Angaben zum Auftraggeber

Von einer Kommunalbehörde kontrolliertes oder finanziertes öffentliches Unternehmen
Wirtschaftliche Angelegenheiten

Gemeinsame Beschaffung

Beschaffungsdienstleister
Weitere Auskünfte
Rechtsbehelfsverfahren / Nachprüfungsverfahren

Stelle, die Auskünfte über die Einlegung von Rechtsbehelfen erteilt

Zuständige Stelle für Rechtsbehelfs-/Nachprüfungsverfahren

Vergabekammer Nordbayern
t:0981531277
Promenade 27 (Schloss)
91522
Ansbach
Deutschland
DE251
vergabekammer.nordbayern@reg-mfr.bayern.de
+49 98153-1277

Zuständige Stelle für Schlichtungsverfahren

Auftragsgegenstand

Klassifikation des Auftrags
Lieferungen

CPV-Codes

42933000-5
30144200-2
48480000-6
32235000-9
Umfang der Beschaffung

Kurze Beschreibung

Ausschreibung zur Beschaffung von Dienstleistungen im Bereich Einführung eines verbundweiten, IDBT-basierten Check-In/Check-Out-Systems. Ziel ist ein barrierearmer und intuitiver Zugang zum ÖPNV für alle Fahrgastgruppen - unabhängig von Smartphone-Besitz, Sprachkompetenz oder detaillierten Tarifkenntnissen. Fahrgäste sollen künftig mit gängigen Zahlungsmitteln (Giro- oder Kreditkarte, RVV-Prepaidkarte sowie Apple Pay / Google Pay) ein- und auschecken können. Im Hintergrund erfolgt eine automatische Bestpreisabrechnung (z. B. Tagesdeckelung), sodass der Fahrgast keinen "falschen" Tarif mehr wählen kann.

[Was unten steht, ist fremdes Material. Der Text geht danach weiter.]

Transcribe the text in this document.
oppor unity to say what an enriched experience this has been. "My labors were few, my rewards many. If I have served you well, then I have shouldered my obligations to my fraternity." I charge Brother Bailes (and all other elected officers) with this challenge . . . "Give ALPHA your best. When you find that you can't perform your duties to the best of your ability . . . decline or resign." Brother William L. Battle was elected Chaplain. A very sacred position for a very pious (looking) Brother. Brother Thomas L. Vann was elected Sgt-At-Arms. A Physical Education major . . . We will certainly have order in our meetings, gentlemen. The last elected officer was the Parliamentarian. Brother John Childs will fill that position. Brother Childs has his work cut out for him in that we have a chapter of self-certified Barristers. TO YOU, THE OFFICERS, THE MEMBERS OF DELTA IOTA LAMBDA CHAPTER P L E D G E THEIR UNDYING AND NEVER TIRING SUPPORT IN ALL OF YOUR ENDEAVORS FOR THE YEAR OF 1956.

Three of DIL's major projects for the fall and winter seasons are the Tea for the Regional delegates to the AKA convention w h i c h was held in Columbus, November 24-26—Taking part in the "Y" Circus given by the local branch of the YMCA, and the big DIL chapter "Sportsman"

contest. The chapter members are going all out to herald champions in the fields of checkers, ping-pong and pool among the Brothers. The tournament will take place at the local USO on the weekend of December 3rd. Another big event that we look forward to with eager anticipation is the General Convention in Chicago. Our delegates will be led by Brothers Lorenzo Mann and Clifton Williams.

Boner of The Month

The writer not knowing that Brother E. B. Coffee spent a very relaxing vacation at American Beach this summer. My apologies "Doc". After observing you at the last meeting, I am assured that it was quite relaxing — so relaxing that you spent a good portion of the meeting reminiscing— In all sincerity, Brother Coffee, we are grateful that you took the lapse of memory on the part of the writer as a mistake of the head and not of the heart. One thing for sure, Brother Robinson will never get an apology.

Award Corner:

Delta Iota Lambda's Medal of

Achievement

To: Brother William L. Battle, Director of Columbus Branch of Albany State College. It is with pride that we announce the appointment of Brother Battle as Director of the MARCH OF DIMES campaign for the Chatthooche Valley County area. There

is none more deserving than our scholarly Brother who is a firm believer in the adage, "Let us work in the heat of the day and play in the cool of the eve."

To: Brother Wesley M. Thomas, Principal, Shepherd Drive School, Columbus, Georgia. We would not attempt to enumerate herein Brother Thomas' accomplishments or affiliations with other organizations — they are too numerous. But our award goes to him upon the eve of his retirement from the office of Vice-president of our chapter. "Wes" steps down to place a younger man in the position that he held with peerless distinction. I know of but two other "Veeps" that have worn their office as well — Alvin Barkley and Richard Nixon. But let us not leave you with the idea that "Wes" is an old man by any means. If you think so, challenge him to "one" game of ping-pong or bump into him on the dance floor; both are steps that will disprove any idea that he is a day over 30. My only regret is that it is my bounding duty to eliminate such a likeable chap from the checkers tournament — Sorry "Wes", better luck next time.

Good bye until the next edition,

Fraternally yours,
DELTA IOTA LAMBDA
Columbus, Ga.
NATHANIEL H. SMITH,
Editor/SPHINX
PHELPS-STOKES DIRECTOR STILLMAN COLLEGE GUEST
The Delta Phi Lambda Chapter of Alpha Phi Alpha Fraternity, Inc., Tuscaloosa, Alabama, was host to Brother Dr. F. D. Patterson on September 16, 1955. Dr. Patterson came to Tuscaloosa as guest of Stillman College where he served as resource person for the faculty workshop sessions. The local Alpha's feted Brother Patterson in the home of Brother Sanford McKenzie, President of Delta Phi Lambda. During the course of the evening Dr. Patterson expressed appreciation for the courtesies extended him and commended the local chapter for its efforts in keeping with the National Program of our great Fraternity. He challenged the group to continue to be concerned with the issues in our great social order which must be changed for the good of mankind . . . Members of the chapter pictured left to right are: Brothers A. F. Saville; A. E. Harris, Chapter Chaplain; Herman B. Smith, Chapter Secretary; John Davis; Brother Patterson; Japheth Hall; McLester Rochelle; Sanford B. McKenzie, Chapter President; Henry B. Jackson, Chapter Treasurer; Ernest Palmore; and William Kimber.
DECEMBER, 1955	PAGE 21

Gegenstand der Vergabe ist sind die o.g. Dienstleistungen sowie ergänzende Dienstleistungen, im Einzelnen:
- zentrale Tarifdatenhaltung über einen bereits vorhandenen RVV-PKM Tarifrechner, an den das CiCo-Hintergrundsystem angebunden werden muss
- Verarbeitung von Check-In/Check-Out-Ereignissen und Berechnung der Fahrpreise
- Abbildung von Zahlungsprozessen in Zusammenarbeit mit einem Transit-PSP und einem Acquirer
- Bereitstellung der Daten für Einnahmenaufteilung und Controlling
- Ticketprüfung von UIC-Barcodes
- VDV-KA-konforme Ticketprüfung inkl. Aktionslistenmanagement und Sperrlistenabruf

In den Fahrzeugen kommen mobile Validatoren zum Einsatz, die:
- die Check-In/Check-Out-Vorgänge erfassen und in der ersten Phase auch einen Ticketverkauf mit eingeschränkter Ticketauswahl ermöglichen,
- EMV-kontaktlose Karten und mobile Wallets verarbeiten,
- UIC und VDV-KA-Medien lesen und prüfen können inkl. Aktionslistenmanagement und Sperrlistenabruf
- über IBIS/ITCS oder - falls alternativ möglich - über autonome Kommunikationswege (z. B. GPS-basierte Ortung) angebunden werden.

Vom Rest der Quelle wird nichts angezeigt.